Elaborating on how times have changed, Renuka said, “It has become digital, very different. Prior to my sabbatical, we used to work in weekly soaps and now there are only daily soaps. Everything functions digitally, nothing is really happening on celluloid in filmmaking as such.”
“It is easier for everybody to become filmmakers and content providers. At the same time, it is more difficult to be different and unique, to stand out and do something which is very unique,” she added.
“One good thing that happened was that the industry got corporatised and organised. The industry needed a certain discipline, and since I am discipline-loving I love this change. The only change I do not like is that only daily soaps are around, there should be some weekly soaps as well.”
Talking about how the content of films has changed, Renuka said, “Now we are in a happy place where there has been a marriage of both – parallel cinema and commercial cinema. That kind of content now has a market because the audience is now attuned to see works from across the world. Earlier, we had to wait for film festivals to watch global content. Now, out of the ordinary films also work at the box office. Right now is a great place to be a content provider, you can easily get a good audience for even out-of-the-box movies.”
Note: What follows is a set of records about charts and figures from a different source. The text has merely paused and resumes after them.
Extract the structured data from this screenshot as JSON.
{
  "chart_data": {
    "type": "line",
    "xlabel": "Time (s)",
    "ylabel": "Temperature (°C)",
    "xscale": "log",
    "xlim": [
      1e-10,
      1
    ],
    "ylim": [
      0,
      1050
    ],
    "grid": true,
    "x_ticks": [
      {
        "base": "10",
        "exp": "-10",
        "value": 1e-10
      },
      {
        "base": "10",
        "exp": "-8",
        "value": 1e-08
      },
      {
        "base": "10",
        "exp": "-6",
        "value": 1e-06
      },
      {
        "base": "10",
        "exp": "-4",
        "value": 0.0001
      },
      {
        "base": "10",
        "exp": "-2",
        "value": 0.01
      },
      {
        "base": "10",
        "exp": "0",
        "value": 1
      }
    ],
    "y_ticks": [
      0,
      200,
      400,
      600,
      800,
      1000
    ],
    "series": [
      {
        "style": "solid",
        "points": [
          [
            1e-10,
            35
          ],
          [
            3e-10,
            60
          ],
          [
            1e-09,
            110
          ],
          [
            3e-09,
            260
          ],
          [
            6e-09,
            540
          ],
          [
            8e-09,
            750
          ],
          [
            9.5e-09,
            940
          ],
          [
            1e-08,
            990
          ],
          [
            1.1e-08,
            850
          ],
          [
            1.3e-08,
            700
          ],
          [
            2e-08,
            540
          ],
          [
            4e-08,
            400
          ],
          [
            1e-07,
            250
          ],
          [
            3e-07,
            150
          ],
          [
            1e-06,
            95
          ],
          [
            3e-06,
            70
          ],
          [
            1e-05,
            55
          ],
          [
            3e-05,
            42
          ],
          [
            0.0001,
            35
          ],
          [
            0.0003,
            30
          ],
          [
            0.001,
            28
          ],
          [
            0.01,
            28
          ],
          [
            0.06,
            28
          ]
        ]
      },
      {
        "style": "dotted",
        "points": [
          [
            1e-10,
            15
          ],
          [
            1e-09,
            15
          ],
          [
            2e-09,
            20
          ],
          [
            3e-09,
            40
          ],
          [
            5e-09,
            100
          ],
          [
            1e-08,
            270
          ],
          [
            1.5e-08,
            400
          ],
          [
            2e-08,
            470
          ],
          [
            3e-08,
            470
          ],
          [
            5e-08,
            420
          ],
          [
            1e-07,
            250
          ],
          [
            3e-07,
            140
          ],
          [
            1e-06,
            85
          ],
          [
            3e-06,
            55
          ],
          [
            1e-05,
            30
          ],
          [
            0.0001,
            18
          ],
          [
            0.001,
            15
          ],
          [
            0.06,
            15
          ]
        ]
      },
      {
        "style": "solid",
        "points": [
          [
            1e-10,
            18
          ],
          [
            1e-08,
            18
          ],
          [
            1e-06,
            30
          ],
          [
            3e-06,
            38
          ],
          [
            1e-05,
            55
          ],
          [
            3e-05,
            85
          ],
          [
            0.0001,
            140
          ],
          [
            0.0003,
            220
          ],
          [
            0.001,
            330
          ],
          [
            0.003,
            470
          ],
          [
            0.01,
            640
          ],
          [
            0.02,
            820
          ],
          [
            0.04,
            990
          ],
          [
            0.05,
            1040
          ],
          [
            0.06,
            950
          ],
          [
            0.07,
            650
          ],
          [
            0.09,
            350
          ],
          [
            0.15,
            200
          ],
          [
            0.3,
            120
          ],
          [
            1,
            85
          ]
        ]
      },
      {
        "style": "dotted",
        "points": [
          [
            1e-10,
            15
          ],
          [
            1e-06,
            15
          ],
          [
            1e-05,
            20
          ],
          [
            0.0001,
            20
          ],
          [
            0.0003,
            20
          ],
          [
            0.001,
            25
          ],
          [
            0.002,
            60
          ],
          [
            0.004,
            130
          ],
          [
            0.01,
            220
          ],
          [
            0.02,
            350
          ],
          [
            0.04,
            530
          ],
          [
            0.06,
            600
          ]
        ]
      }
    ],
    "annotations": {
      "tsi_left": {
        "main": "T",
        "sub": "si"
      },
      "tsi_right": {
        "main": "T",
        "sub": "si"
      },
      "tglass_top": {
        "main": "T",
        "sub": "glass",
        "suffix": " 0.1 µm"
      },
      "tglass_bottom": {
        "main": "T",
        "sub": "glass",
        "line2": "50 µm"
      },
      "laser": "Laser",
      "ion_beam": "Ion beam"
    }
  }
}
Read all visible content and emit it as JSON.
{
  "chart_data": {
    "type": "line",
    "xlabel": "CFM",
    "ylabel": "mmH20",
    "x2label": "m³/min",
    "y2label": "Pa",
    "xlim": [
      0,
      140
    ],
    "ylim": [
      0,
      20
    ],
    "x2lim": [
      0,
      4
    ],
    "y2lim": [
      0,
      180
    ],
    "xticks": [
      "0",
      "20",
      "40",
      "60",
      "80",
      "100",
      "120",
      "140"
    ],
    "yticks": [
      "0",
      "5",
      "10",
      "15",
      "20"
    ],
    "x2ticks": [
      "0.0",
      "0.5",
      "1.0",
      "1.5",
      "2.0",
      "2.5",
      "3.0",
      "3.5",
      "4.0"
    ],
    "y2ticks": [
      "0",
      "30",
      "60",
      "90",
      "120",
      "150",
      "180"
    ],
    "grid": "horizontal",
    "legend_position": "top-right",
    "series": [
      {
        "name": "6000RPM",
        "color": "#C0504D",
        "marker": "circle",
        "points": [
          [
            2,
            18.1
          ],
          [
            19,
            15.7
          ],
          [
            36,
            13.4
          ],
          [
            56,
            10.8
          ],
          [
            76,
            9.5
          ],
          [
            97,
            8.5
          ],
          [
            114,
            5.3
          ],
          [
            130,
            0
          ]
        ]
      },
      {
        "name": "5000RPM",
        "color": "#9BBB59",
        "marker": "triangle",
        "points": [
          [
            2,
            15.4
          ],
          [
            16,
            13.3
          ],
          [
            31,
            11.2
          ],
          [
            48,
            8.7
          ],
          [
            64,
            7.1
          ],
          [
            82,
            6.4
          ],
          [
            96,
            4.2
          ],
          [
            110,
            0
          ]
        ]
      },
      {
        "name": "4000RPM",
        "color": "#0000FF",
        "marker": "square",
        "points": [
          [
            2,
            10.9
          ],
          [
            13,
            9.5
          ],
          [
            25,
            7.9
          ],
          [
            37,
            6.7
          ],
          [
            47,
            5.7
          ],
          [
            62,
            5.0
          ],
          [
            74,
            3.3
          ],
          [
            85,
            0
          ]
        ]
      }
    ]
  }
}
Renuka turned a director with Marathi film Rita in 2009. She also directed her recent movie, Kajol-Tanvi Azmi-Mithila Palkar’s Tribhanga. She also wrote the story, that is said to be inspired by her own relationship with her mother, Marathi writer Shanta Gokhale.
Sharing how getting into different aspects of filmmaking helped her as an actor, Renuka said, “Many times, we intuitively understand the dilemma that an actor maybe going through. Even as an actor on sets, we learn so many things by observing.”
She added jokingly, “While acting, I feel like picnic-type hai, thoda sa araam kr k aati hu (it is like picnic, I can take some rest). As a director you can never relax. As an actor you can just be selfish, do you job and go home, don’t have to see the larger picture all the time. I feel I am on relax mode when I am only an actor on sets. I do not think like a director at all when acting. I like to be directed. Of course there is discussion, but the final word has to be the director’s.”
Renuka also added a word of caution for young actors. Claiming she has been rejected on the basis of her auditions, she said one must not lose heart over such rejections. “People think you have done so much work and now it is easy. That is not the case. Even today, I am so bad at auditions, I get rejected on the basis of auditions. And it is fine. As an actor, it does not mean you are a bad actor, you are just not fit for that role. That’s it.